DRAMをどう使うか? ――性能の改善技術とその性能を生かす選択方法
2)携帯電話,ディジカメなどのディジタル家電市場
ディジタル・コンシューマ市場は,現在,急成長をみせているDRAM市場です.ここでは標準化よりもシステムとの親和性が重要です.そのため,多様なDRAMのバリエーションが存在する点が特徴です.屋外での使用を前提に動作温度を拡張したものや,バッテリの寿命延長を目的として待機時電流を大幅に削減する機能を備えたものなどが開発されています.実装面積(あるいは実装体積)の最小化を図るため,CSP(chip size package)の採用はもちろんのこと,マルチチップ・モジュール化(ほかのLSIとの積層化など)を目指すものもあります(図5).

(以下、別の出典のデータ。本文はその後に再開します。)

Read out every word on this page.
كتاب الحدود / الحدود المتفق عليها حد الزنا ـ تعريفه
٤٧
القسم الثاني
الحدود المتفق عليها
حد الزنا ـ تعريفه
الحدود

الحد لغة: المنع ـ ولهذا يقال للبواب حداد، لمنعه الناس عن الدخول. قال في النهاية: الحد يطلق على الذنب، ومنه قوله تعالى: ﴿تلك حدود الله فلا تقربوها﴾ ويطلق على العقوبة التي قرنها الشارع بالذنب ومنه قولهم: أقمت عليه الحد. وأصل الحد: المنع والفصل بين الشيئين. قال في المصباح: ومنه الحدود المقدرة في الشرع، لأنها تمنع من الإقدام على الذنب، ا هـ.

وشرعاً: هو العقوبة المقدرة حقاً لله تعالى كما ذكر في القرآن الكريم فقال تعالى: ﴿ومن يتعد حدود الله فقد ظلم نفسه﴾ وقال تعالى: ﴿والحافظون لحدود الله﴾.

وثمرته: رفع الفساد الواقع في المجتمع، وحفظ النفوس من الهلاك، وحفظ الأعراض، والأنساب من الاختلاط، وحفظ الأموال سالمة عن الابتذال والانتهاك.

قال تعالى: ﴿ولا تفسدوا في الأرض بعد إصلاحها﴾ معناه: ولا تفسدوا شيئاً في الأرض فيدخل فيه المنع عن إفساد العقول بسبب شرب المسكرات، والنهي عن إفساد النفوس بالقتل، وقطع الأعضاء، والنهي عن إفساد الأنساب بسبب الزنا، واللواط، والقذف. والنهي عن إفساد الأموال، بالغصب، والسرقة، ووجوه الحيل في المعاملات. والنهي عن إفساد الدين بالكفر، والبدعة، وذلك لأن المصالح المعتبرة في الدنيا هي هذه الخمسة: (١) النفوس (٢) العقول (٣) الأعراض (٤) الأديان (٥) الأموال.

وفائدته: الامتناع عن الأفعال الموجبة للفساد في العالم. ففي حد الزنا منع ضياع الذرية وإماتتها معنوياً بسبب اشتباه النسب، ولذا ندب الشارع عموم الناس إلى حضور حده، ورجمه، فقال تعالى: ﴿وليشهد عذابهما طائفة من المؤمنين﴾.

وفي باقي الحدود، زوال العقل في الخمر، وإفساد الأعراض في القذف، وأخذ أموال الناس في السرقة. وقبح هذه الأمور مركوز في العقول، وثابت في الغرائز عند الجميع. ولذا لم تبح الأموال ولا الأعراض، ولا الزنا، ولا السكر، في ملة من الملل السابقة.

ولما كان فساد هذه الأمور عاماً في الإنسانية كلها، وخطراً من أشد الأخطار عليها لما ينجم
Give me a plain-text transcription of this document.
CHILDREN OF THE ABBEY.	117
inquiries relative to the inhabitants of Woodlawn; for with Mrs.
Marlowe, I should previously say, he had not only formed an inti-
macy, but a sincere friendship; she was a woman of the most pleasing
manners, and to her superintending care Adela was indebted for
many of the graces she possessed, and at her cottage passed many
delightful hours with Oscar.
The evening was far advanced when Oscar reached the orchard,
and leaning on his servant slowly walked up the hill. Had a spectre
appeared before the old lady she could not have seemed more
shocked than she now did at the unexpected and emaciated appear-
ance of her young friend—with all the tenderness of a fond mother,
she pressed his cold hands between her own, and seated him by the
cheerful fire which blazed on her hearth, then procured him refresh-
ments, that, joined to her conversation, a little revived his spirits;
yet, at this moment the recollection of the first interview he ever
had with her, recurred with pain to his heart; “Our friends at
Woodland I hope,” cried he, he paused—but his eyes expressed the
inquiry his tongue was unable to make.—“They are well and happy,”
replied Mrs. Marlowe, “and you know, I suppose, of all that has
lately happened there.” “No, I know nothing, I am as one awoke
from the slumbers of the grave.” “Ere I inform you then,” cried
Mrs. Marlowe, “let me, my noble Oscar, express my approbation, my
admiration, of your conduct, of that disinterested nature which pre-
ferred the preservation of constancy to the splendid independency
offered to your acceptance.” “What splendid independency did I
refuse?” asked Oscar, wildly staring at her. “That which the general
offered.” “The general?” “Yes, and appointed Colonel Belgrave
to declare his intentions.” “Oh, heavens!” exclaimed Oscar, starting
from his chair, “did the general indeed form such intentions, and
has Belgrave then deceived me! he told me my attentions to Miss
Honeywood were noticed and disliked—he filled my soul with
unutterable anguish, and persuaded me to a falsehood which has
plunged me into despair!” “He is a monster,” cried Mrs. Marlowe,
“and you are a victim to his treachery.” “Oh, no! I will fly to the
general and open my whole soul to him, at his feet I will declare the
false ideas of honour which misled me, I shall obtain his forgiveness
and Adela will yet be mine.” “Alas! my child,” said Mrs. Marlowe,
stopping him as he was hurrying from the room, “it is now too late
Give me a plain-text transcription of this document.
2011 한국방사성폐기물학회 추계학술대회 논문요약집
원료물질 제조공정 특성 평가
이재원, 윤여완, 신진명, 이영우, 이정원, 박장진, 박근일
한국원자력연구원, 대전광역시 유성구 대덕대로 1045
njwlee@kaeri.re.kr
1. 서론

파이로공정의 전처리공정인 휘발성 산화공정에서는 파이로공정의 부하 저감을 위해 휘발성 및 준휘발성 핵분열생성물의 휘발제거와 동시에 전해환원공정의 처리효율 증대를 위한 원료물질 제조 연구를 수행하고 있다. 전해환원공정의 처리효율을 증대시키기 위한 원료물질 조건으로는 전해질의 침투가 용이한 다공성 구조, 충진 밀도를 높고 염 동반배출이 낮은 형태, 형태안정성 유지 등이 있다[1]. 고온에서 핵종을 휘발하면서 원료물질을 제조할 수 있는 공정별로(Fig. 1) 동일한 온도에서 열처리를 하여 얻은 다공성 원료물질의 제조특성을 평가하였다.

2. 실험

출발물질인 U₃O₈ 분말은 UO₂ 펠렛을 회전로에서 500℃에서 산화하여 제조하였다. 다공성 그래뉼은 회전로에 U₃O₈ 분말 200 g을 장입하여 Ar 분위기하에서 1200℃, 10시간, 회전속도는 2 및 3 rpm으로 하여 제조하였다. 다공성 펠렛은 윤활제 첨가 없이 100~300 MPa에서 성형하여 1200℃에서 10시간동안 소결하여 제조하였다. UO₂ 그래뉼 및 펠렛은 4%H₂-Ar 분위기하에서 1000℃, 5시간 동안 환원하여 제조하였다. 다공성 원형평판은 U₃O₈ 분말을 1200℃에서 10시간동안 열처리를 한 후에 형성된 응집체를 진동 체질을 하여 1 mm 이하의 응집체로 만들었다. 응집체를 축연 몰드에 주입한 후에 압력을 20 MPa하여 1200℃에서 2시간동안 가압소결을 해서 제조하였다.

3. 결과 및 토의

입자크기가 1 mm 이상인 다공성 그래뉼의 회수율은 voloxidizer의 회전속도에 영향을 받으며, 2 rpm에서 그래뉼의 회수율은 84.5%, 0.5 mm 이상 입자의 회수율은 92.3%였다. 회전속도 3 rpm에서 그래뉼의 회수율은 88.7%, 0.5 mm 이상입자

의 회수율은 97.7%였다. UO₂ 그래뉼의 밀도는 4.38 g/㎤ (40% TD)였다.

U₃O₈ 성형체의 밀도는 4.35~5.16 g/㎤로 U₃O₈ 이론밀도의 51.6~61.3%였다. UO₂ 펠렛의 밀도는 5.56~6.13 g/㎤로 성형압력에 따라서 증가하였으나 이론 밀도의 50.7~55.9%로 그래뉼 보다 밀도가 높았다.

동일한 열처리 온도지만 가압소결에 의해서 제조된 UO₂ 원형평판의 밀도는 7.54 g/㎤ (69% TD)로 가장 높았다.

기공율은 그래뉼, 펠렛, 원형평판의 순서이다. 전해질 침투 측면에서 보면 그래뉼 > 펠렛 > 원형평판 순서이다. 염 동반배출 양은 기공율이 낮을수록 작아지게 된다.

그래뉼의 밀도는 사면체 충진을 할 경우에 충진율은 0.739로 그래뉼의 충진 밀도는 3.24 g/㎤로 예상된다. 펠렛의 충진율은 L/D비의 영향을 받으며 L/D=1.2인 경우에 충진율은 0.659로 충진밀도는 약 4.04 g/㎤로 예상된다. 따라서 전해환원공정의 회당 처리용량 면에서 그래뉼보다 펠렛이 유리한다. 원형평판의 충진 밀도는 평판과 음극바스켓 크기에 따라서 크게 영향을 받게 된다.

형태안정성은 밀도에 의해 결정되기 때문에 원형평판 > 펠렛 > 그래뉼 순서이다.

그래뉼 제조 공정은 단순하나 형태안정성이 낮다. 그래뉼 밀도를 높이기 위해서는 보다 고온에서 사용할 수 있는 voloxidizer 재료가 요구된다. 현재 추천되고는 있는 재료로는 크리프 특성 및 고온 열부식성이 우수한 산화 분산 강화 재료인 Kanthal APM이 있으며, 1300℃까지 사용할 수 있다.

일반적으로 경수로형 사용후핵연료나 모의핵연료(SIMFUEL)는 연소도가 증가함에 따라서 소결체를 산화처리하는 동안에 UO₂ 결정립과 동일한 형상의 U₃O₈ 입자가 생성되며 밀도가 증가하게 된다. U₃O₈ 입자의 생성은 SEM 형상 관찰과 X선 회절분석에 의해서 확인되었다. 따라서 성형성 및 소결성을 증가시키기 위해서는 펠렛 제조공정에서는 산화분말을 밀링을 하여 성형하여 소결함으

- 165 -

ディジタル・コンシューマ機器向けのメモリ・システムの総容量は情報処理機器用よりも小さいものが多く,1~2個のDRAMで十分です.そのため,メモリ・バス幅との整合性から,DRAMの構成は×32(32ビット幅)や×16(16ビット幅)が中心となります.また,ゲーム機器などの超高速画像処理向けとして,まったくのカスタム設計品のDRAMが使われる場合もあります.
〔図5〕128Mビットのモバイル機器用DRAM
1.8Vの低電圧動作を可能としたLP(Low Power)SDRAM.実装面積を最小にするため,8mm×8mmの54ピンFBGA(fine pitch ball grid array)のCSP(chip size package)を採用.動作電流を低減する各種機能(PASR,Deep Power Down,TCSRなど.詳細は後述)や動作温度の拡張(-25℃~+85℃)に対応している.Mobile RAMと呼ばれるエルピーダメモリの製品.
3)ルータ,LANスイッチなどの通信・ネットワーク市場
通信インフラ市場では高速性がもっとも重要です.そのため,次世代DRAMへの移行は情報処理機器市場よりも早くなります.また,JEDEC規格に準拠していない製品の採用についても寛容であり,この市場向けにはユニークな高速DRAM製品群が開発されています.
4)FA機器市場
測定装置などのFA機器は,やや保守的なDRAM採用動向となっています.つまり,最新の製品よりもある程度成熟した製品が使われる傾向にあります.